A few weeks ago, the church got a package from the chaplain assigned to care for Marines and sailors with the 3rd Reconnaissance Battalion at Patrol Base Alcatraz in a particularly remote and rugged area of Afghanistan.
It included a U.S. flag flown over the base on Sept. 11, 2011, and a thank-you card.
“Thank you for all you have done to support our troops,” wrote the chaplain. “Your giving spirit and unselfish service was an incredible blessing to our battalion.”
The seniors at Central Church are the ones who feel blessed.
“Even though we don’t know them, we feel like we’re sending care packages to our grandchildren,” Harris said.
Several times a month, several members of local congregations share news and gather support for another person in need overseas.
“The I-20 (student visa) has been safely delivered to Mustafa’s hands in Damascus (Praise the Lord!),” Rebekah Rojcewicz, a member of the Memphis Iraqi Student Project, wrote earlier this week. “Now they must somehow get him to Baghdad to the Consulate to obtain the visa.”
“We raised enough so far to pay for his room, board and books at CBU. Now we have to raise about $4,000 more for his transportation and miscellaneous living expenses.”
A day later, Rojcewicz sent another update.
“Mustafa will soon be traveling to Baghdad by bus with several other ISP students to apply for the visa,” she wrote. “The situation in Damascus is worsening by the day. We need to be praying right now for a safe journey to and from Baghdad.”
And from there to Memphis.
Rojcewicz and a dozen other Catholics, Quakers, Lutherans and Muslims have been working for months to bring Mustafa Hmood to Memphis this fall to get a college education.
Hmood, who will turn 20 on Thursday, fled the war in Iraq five years ago with his father, a physician, his mother, a retired music teacher and his little sister. They found refuge in Damascus, the capital of neighboring Syria, now embroiled in civil war.
Mustafa’s family moved back to Iraq.
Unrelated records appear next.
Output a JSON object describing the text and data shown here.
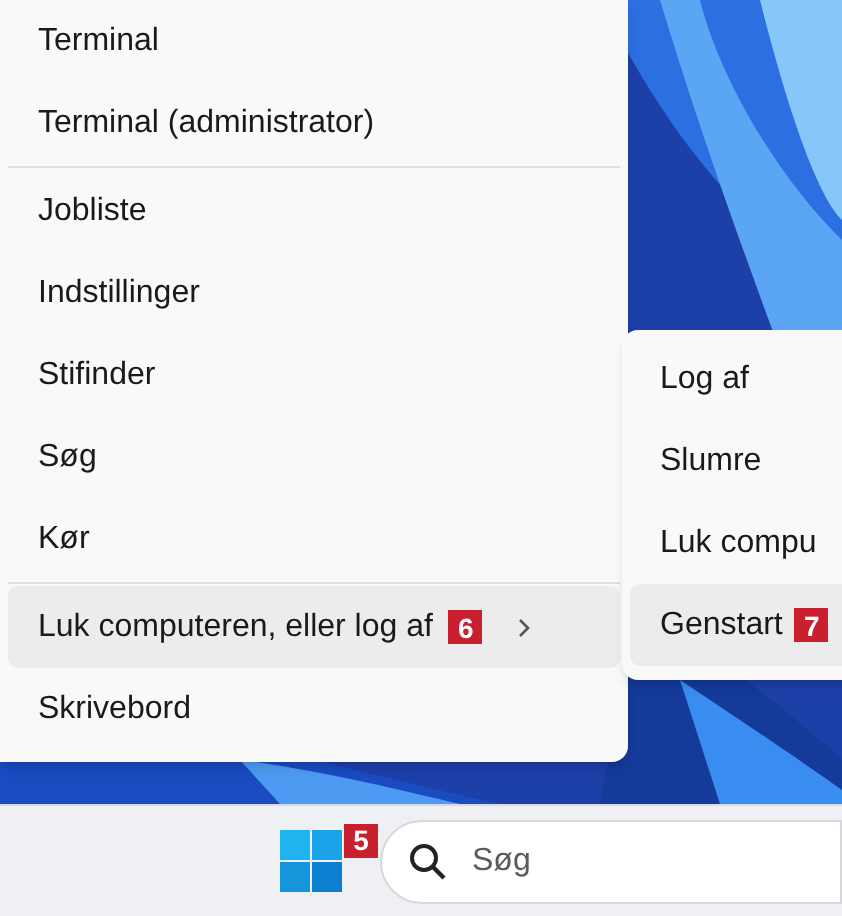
{
  "context_menu": {
    "groups": [
      {
        "items": [
          {
            "label": "Terminal",
            "selected": false
          },
          {
            "label": "Terminal (administrator)",
            "selected": false
          }
        ]
      },
      {
        "items": [
          {
            "label": "Jobliste",
            "selected": false
          },
          {
            "label": "Indstillinger",
            "selected": false
          },
          {
            "label": "Stifinder",
            "selected": false
          },
          {
            "label": "Søg",
            "selected": false
          },
          {
            "label": "Kør",
            "selected": false
          }
        ]
      },
      {
        "items": [
          {
            "label": "Luk computeren, eller log af",
            "selected": true,
            "badge": "6",
            "submenu": true
          },
          {
            "label": "Skrivebord",
            "selected": false
          }
        ]
      }
    ]
  },
  "submenu": {
    "items": [
      {
        "label": "Log af",
        "selected": false
      },
      {
        "label": "Slumre",
        "selected": false
      },
      {
        "label": "Luk compu",
        "selected": false
      },
      {
        "label": "Genstart",
        "selected": true,
        "badge": "7"
      }
    ]
  },
  "taskbar": {
    "start_badge": "5",
    "search": {
      "placeholder": "Søg"
    }
  }
}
Meanwhile, Mustafa applied to the Syria-based Iraqi Student Project, begun a decade ago by two Americans who wanted to do something to help rebuild Iraq’s education system, which had been destroyed by war.
The ISP has helped 47 Iraqi students enroll in 35 U.S. colleges. Eight more are scheduled to enroll this fall, including Mustafa, who completed school in Syria. He has been accepted to Christian Brothers University, which has waived his tuition.
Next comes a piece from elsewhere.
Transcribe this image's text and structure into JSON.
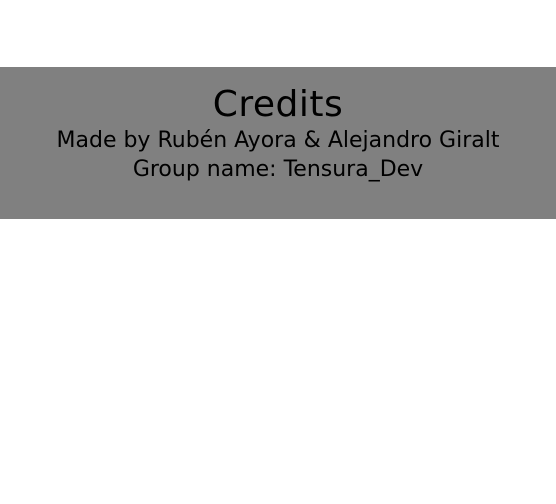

“My biggest dream is to return to my country with a high academic degree that can benefit my society; in addition, I want to carry out a monumental achievement for humanity,” Mustafa recently wrote to his Memphis support group.
“I advocate the separation of religion and state and for that reason I am inclined to secularity in Iraq because I don’t think that belief is enough reason for special treatment; besides, people must be treated as individuals not as members of a group.”
Not as a Muslim or as an Iraqi refugee, but as Mustafa.
“It’s kind of like sending your own child to college, except he’s coming here,” said Blake Burr, a member of the Memphis Iraqi Student Project.